As chance would have it with my schedule today, most of the people at those appointments were elderly people. I have come to the conclusion that many of the general population don’t care to be around the elderly for a very long period of time. I think it’s because they haven’t had any real long term connections. With the technology driven mobile society we have created, we’ve found that the elderly just can’t keep up with us and therefore we feel as though we have to slow down and make adjustments in communicating with them. Having been blessed with grandparents living with us when I was young, I grew very much used to them as well as having learned to love them in a more whole way. Often times people think of grandparents and elderly relatives as icons of their family without a thought of them as actual living, breathing, and thinking humans who have their faults along with their virtues.

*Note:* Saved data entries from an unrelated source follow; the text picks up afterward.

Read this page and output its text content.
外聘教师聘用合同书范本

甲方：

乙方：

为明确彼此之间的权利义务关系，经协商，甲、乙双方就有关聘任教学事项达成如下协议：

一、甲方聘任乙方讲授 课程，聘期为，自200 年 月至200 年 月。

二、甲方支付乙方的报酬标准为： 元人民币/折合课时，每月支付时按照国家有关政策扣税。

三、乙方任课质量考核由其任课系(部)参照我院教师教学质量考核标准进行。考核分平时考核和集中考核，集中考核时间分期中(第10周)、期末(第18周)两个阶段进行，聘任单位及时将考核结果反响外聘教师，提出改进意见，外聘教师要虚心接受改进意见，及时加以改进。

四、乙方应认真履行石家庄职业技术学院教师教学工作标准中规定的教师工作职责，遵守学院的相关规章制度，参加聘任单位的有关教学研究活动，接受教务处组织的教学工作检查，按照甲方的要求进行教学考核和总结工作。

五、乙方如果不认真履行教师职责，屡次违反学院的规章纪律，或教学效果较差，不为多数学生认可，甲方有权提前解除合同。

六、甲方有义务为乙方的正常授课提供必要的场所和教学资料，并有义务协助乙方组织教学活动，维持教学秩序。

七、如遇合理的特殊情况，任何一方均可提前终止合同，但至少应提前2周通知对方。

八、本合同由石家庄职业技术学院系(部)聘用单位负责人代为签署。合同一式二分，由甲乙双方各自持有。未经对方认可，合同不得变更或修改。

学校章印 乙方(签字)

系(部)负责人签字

It hurts me sometimes when I find clients and customers struggling to hear and or see as the average person can 30 or 40 years younger. It embarrasses them to ask a question again as well as use a magnifying glass to read something. I remember not so long ago a dear client in his 90’s getting teary-eyed because he couldn’t hear what I was saying and thought his hearing had suddenly become much worse. Fortunately, I helped him change the batteries in his hearing aids and magically he could hear again at the level he was accustomed. Many of the elderly are afraid to ask for help due to their fear of being taken advantage of or being rejected.
A woman who was at my open house today was telling me how she goes to the nursing home twice a week to visit residents who don’t normally get visitors. She said nearly all of them have family but too far away to make regular visits. Some families relocate their parents closer to where they live in order to have contact on a weekly or daily basis.
Some years ago, I used to walk past a building where there was an elderly woman sitting in an upper floor window. When the weather was pleasant, she would have the window open with the curtain tied back. Sometimes I would even see her smoking. I walked that street often, and one day for whatever reason, I chose to holler up a “Hi. How are you today?” She was almost left speechless because someone talked to her. Over the summer months, we would exchange greetings and pleasantries. There were days when the weather was not so pleasing and I would find that she would be watching for me as the window sash would go up just long enough for her to holler down a few kind words. I never knew her name and I don’t think she knew mine. We were as ships passing in the night tooting our horns at each other. Suddenly one fine Spring day I noticed the window closed and no sign of her.
Days and weeks went by until I decided to ask the owner of the building what happened to his upstairs tenant. I was saddened to hear that she was found dead on the floor near the living room window. He said she was a loner and the nearest relative was a niece who lived out of State. I will always remember her with kindest of thoughts at that open window.